The fight against climate change is supposed to be built on transparency. Countries are supposed to be clear and transparent about how much carbon dioxide they are pumping into the atmosphere. A variety of systems, from the simple (tax CO2 to death) to the nuanced (a global system of cap and trade), have been proposed, but implementation has been sorely lacking.

It is true that COP26 offered signs of renewed agreement on environmental issues in the post-Trump era. Yet, for every sincere activist in Birkenstocks in attendance there were many times more grey-suited bureaucrats trying to stay away from the cameras. One must wonder, of course, about the potential climate impact of all that global travel—if the last two years have taught us anything, more can be done on Zoom than ever before.

That might be glib, but, there is a bigger point here. When 154 countries launched the United Nations Framework Convention on Climate Change in 1992, the world was a very different place. There was no Zoom, internet or smartphones. Greta Thunberg wasn't even born. Next year will mark 30 years of the COP-summit format. Little has changed regarding that format, and the faces involved—except for the elected officials—often remain the same. If there is anything to learn from the COP summits, it is how little has been achieved.

es, there have been breakthroughs and some countries have slowed their emission rates. But the hard truth is that global emissions have grown tremendously since 1992 and, unfortunately, are likely to continue that upward trajectory for some time.

But, while each system has its merits, the COP format does not place enough emphasis on incentivizing its armies of bureaucrats to implement its promises. A couple of novel bureaucratic reforms could see results. After all, countries are supposed to homogenize their emissions and climate change policies; why not their bureaucracies? Standardized systems of reporting and regulation would make it easier to compel compliance from offenders.

Before the next COP summit, participating countries should put systems in place to reward high-performing bureaucrats and punish those who under-perform. Isn't that why we value the private sector? Public-sector jobs are notoriously impossible to get fired from; we need to change that culture if the public service sector is going to have any hope of tackling climate change. If the biggest player on the block simply won't perform, safe in the knowledge that its bureaucrats' salaries and extraordinarily high pensions are completely immune from their performance, how on earth can we expect governments to be effective in the climate change fight?

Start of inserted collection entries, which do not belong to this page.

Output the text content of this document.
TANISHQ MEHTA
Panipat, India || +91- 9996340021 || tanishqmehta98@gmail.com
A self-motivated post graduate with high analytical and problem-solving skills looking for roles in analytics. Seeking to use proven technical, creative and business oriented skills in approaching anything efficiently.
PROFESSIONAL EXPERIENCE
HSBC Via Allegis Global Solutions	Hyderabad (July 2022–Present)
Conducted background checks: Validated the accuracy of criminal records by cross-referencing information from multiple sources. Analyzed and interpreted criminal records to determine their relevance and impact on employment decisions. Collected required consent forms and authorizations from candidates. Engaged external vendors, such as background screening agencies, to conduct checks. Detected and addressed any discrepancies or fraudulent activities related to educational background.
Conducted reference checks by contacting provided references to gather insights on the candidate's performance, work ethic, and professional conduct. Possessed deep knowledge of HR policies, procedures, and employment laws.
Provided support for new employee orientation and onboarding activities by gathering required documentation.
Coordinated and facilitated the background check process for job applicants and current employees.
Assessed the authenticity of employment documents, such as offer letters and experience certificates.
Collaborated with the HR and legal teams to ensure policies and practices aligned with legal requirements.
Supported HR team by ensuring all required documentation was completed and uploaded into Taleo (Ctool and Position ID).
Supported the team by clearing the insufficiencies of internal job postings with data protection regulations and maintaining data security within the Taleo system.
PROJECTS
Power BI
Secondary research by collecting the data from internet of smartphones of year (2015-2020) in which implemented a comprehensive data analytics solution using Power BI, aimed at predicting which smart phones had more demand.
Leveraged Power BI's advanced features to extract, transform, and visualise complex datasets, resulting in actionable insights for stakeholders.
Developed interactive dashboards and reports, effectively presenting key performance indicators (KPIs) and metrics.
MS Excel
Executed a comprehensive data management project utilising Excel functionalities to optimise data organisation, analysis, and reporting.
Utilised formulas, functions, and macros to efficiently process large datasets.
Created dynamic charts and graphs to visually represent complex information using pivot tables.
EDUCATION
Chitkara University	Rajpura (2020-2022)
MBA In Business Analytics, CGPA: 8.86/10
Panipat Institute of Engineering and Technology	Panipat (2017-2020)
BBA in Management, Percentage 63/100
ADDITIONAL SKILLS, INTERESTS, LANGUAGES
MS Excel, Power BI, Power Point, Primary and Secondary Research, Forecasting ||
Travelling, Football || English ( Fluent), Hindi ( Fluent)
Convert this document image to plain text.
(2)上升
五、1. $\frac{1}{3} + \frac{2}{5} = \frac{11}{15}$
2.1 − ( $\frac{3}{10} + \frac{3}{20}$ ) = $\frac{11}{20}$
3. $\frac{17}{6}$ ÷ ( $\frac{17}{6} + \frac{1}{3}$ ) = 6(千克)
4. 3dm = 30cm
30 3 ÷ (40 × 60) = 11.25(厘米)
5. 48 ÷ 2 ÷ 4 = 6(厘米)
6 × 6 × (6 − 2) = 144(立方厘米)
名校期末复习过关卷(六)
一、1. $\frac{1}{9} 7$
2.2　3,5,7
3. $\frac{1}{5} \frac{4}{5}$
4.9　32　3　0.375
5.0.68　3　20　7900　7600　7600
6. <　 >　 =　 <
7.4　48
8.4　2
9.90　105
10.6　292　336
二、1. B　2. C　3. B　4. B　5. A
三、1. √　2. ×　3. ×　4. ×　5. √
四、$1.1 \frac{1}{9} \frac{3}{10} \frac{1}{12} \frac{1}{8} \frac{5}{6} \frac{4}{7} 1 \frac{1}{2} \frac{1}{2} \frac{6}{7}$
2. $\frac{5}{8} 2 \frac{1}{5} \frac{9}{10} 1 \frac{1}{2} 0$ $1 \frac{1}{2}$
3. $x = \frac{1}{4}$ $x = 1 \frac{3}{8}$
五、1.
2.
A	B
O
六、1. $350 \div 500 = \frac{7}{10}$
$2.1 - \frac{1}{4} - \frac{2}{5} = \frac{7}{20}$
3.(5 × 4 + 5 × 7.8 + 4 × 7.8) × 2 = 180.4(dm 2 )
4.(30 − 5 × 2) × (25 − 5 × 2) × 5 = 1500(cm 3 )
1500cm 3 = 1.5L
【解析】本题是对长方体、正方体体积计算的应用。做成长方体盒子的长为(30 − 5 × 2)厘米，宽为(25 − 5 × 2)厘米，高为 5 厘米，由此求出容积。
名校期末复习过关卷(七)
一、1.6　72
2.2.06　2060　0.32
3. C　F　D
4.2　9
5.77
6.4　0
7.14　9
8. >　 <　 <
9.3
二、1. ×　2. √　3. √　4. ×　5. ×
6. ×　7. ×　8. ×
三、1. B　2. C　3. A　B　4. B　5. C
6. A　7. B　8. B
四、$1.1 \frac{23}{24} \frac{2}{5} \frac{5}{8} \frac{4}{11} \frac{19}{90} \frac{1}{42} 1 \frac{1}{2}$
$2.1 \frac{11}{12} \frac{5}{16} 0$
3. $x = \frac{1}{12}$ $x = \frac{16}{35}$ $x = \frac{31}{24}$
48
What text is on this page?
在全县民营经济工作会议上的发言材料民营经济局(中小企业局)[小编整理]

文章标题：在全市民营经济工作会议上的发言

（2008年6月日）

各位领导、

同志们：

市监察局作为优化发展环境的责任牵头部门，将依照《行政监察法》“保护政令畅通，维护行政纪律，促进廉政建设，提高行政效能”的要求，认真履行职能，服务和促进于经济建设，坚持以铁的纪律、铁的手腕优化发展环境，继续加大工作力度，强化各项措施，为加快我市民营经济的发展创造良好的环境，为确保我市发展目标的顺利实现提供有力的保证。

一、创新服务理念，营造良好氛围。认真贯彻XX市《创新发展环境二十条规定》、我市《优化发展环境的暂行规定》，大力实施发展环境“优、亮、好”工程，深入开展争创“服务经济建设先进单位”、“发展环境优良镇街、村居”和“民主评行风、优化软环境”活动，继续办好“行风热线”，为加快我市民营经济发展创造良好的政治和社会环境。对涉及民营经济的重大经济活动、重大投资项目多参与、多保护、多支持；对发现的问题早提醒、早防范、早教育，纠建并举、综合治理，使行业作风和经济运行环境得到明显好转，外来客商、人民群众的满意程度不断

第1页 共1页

An example far from climate change might be instructive. Doping, once an epidemic in sports, has seriously gone on the decline since testing regimes were altered to reward the most aggressive testing campaigns. Similarly, instead of taxing CO2 to death, or regulating it to death (through, for example, cap and trade), governments could pursue a third way that rewards bureaucrats for CO2 emissions they discover or each polluter they catch in the act. It shouldn't be too hard for bureaucrats to find large-scale offenders—state-owned companies are often the worst offenders. (Globally, state-owned companies account for 40 percent of global emissions.) An international fund could be created to reward the top performers. That same fund could create an annual list of countries, departments and even individuals who are falling behind.

The job of everyone at COP summits should be to make sure that his or her government performs—those within government who don't, should be out of a job. The fight against climate change will simply not happen without transparency. You don't need Greta to tell you that.